We tend to build muscle memory often for things that we use constantly. This is true for SaaS applications. Most of the tools that I use at work; I have built in muscle memory, which makes me position my mouse on the browser at a location the link/button will render and the moment it does; I tend to click it.

Speed Index

Speed Index is one of the metrics that is tracked by Google’s Lighthouse (or Web.Vitals) as part of performance report:

Speed Index measures how quickly content is visually displayed during page load. Lighthouse first captures a video of the page loading in the browser and computes the visual progression between frames. Lighthouse then uses the Speedline Node.js module to generate the Speed Index score.

In simple words, Speed Index metric tells you at what rate does the visible content (above the page fold) is loading. The lower the score, the better is the user experience.

Typically all of these metrics should be tracked by your engineering or performance teams; however, it is good practice to keep an eye on these as they would be benchmarked based on historical data or competitive data. Breaching the benchmark or any changes in these benchmark can have a direct impact on the user experience of your application.

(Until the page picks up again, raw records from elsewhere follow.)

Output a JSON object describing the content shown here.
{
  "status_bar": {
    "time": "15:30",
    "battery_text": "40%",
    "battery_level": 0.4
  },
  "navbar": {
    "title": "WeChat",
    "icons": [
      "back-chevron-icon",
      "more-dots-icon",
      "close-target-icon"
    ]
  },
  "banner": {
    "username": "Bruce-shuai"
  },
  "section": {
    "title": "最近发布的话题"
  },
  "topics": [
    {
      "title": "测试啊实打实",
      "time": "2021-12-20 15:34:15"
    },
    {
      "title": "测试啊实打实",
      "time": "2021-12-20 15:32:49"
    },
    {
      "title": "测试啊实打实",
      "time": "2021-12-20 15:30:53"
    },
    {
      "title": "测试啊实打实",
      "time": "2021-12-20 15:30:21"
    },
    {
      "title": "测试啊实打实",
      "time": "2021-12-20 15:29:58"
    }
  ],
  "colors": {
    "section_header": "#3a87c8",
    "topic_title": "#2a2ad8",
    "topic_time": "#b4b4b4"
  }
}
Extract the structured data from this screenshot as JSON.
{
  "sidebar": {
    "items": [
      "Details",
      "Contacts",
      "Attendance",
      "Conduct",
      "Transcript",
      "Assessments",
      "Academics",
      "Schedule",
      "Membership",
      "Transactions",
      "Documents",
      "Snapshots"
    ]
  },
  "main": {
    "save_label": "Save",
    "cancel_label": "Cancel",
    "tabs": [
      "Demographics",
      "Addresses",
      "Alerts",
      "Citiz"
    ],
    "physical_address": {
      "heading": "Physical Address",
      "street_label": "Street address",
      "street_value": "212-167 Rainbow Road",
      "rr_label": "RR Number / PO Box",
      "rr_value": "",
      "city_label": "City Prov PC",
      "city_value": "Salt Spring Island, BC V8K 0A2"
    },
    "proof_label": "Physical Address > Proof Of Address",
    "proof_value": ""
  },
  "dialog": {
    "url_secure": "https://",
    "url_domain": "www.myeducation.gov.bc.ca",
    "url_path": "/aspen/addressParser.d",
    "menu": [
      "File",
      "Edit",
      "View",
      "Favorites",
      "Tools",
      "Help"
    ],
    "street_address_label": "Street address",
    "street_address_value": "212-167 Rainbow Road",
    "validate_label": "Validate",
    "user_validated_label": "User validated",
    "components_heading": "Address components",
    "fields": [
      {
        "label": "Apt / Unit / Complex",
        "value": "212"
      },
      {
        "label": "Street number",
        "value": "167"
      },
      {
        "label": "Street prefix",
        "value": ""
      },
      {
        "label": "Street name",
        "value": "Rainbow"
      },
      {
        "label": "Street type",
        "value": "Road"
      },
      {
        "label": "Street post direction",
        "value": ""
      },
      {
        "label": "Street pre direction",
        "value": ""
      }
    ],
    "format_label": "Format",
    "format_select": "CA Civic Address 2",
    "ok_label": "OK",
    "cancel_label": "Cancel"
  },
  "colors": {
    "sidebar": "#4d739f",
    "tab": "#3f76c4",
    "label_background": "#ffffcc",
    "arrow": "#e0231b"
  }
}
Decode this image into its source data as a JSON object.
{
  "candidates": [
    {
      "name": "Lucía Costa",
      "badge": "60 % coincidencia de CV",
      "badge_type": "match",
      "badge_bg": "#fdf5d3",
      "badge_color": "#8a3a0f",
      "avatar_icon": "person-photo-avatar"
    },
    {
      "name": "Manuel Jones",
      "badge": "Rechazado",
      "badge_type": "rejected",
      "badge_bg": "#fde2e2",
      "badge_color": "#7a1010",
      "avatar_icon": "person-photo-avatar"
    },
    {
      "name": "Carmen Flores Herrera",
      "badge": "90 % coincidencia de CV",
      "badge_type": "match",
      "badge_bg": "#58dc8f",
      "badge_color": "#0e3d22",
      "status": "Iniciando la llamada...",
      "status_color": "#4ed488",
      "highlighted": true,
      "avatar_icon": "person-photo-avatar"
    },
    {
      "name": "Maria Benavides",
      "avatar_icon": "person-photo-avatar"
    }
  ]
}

If you are curing to now more, here is a great article on Understanding Speed Index | Performance Metrics.


How to track metrics?

You can use a Synthetic Monitoring tool like Catchpoint. If you are the adventurous kind you can use Google Puppeteer to run a lighthouse test to capture the above metrics and Grafana to show a historical time series of these performance metrics.

As a product manger I track a lot more metrics and have built my entire dashboard on Grafana (more on this in a later post). I have a set up using Google Puppeteer and Lighthouse libraries that I use to push these metrics and other performance metrics provided by Google Lighthouse in my Dashboard every 24 hours. This allows me to see my performance numbers along with other KPI’s.